Monday, September 24, 2012

Has Teaching Gone Out of Style


On Wednesday nights, I teach a group of youth at our church.  This week, at the end of our session, a seventh grader whipped out a handful of balloons and a pump and started making balloon animals, much to the delight of all the other middle schoolers in the room.  It was actually quite amazing to watch him work.

One of his friends asked excitedly, "How'd you learn to do that?"

"I learned it on YouTube."

That sentence stopped me in my tracks.  My brain immediately started thinking, "Have I become unnecessary?"

I shared the thought with a parent who arrived to pick up his child.  "Yeah, you can learn anything you want on the internet nowadays."

And I replied, "you're right, if something breaks or I want to find out something that's the first place I go."

Have I become unnecessary?  I even admit to myself, if I want to learn something, I go to the internet and find out.  How to fix my car, why the pilot light on my gas logs burn so high, what was the name of that guitar player from Extreme, is John Tyler's grandson really still alive, and on and on.  If I want to find something out, I go online.

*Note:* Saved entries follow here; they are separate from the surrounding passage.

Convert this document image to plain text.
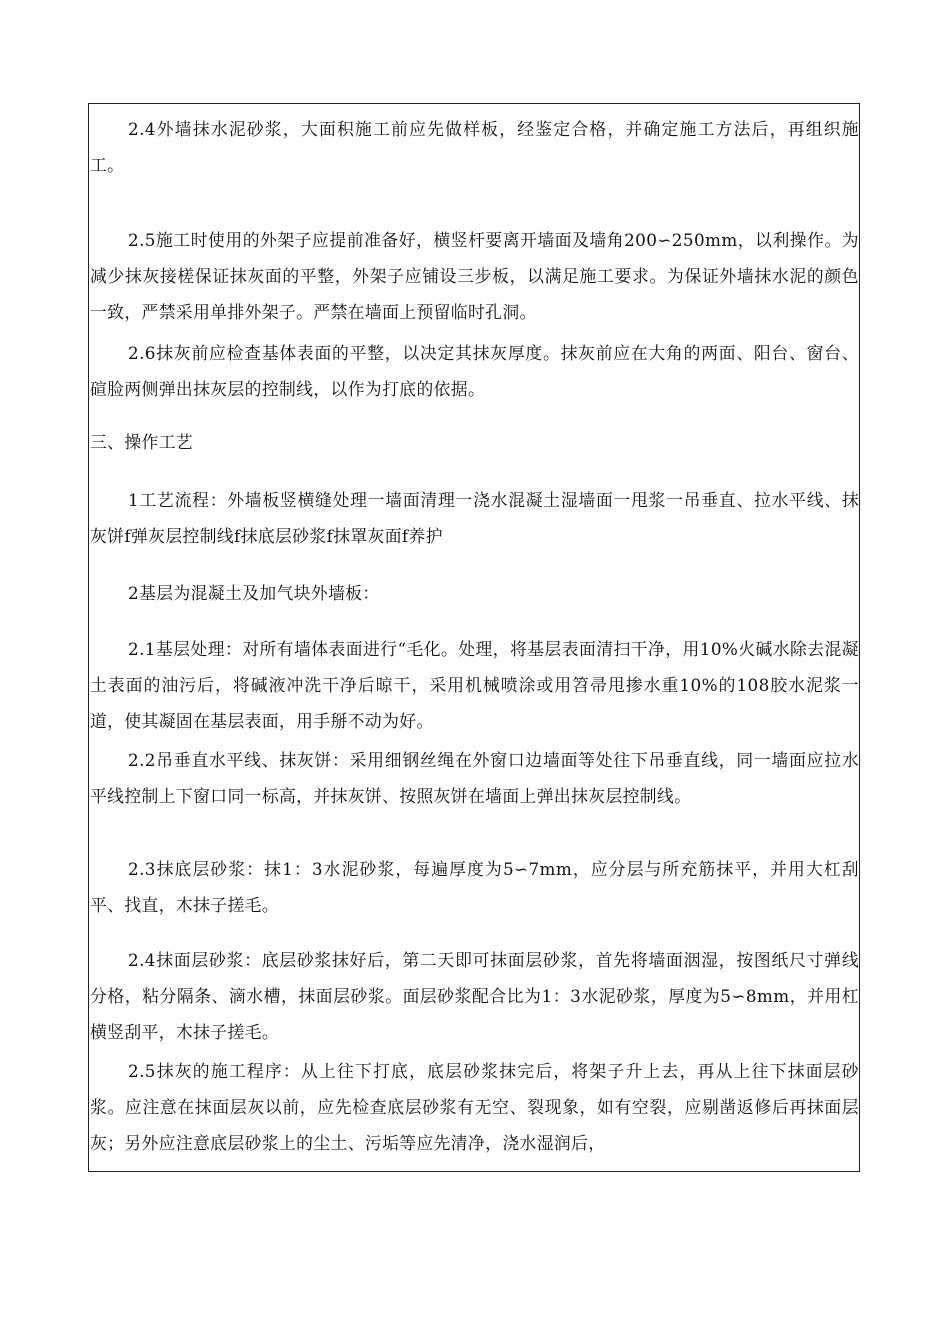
2.4外墙抹水泥砂浆，大面积施工前应先做样板，经鉴定合格，并确定施工方法后，再组织施工。

2.5施工时使用的外架子应提前准备好，横竖杆要离开墙面及墙角200∽250mm，以利操作。为减少抹灰接槎保证抹灰面的平整，外架子应铺设三步板，以满足施工要求。为保证外墙抹水泥的颜色一致，严禁采用单排外架子。严禁在墙面上预留临时孔洞。

2.6抹灰前应检查基体表面的平整，以决定其抹灰厚度。抹灰前应在大角的两面、阳台、窗台、碹脸两侧弹出抹灰层的控制线，以作为打底的依据。

三、操作工艺

1工艺流程：外墙板竖横缝处理一墙面清理一浇水混凝土湿墙面一甩浆一吊垂直、拉水平线、抹灰饼f弹灰层控制线f抹底层砂浆f抹罩灰面f养护

2基层为混凝土及加气块外墙板：

2.1基层处理：对所有墙体表面进行“毛化。处理，将基层表面清扫干净，用10%火碱水除去混凝土表面的油污后，将碱液冲洗干净后晾干，采用机械喷涂或用笤帚甩掺水重10%的108胶水泥浆一道，使其凝固在基层表面，用手掰不动为好。

2.2吊垂直水平线、抹灰饼：采用细钢丝绳在外窗口边墙面等处往下吊垂直线，同一墙面应拉水平线控制上下窗口同一标高，并抹灰饼、按照灰饼在墙面上弹出抹灰层控制线。

2.3抹底层砂浆：抹1：3水泥砂浆，每遍厚度为5∽7mm，应分层与所充筋抹平，并用大杠刮平、找直，木抹子搓毛。

2.4抹面层砂浆：底层砂浆抹好后，第二天即可抹面层砂浆，首先将墙面洇湿，按图纸尺寸弹线分格，粘分隔条、滴水槽，抹面层砂浆。面层砂浆配合比为1：3水泥砂浆，厚度为5∽8mm，并用杠横竖刮平，木抹子搓毛。

2.5抹灰的施工程序：从上往下打底，底层砂浆抹完后，将架子升上去，再从上往下抹面层砂浆。应注意在抹面层灰以前，应先检查底层砂浆有无空、裂现象，如有空裂，应剔凿返修后再抹面层灰；另外应注意底层砂浆上的尘土、污垢等应先清净，浇水湿润后，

But sometimes, I don't know what I want.  Sometimes I find myself unprepared because of something I don't know.  Sometimes I need more than knowledge and find it helpful to see the example of a person who can lead me, guide me, or maybe even inspire me.

The internet has so fueled our desire for "disruptive change" we move at such breakneck speed that sometimes we end up, well, metaphorically with broken necks.  In the past few weeks, I've prematurely mourned the deaths of Morgan Freeman and Carlton from the Fresh Prince of BelAir because of incorrect Facebook and Twitter posts.  This year we've seen major errors in one time trustworthy news media outlets reporting on the Supreme Court health care decision and the Colorado theater shooting.  And I'm sure that the television show Mythbusters could manage two or three more seasons just debunking all of the false information that spreads as truth online. (Remember the cellphone popcorn popper?)

Maybe I'm not so unnecessary after all.  Despite these problems, the internet has brought about quite a positive revolution in both availability and quality of learning, and this I appreciate.  But until all students become completely self motivated to learn; until learning takes place in isolation rather than community; until we stop relying on each other to expose us to new and interesting ideas...

Until then, I am necessary and relevant.  Even if I can't teach a twelve year old how to make a balloon monkey.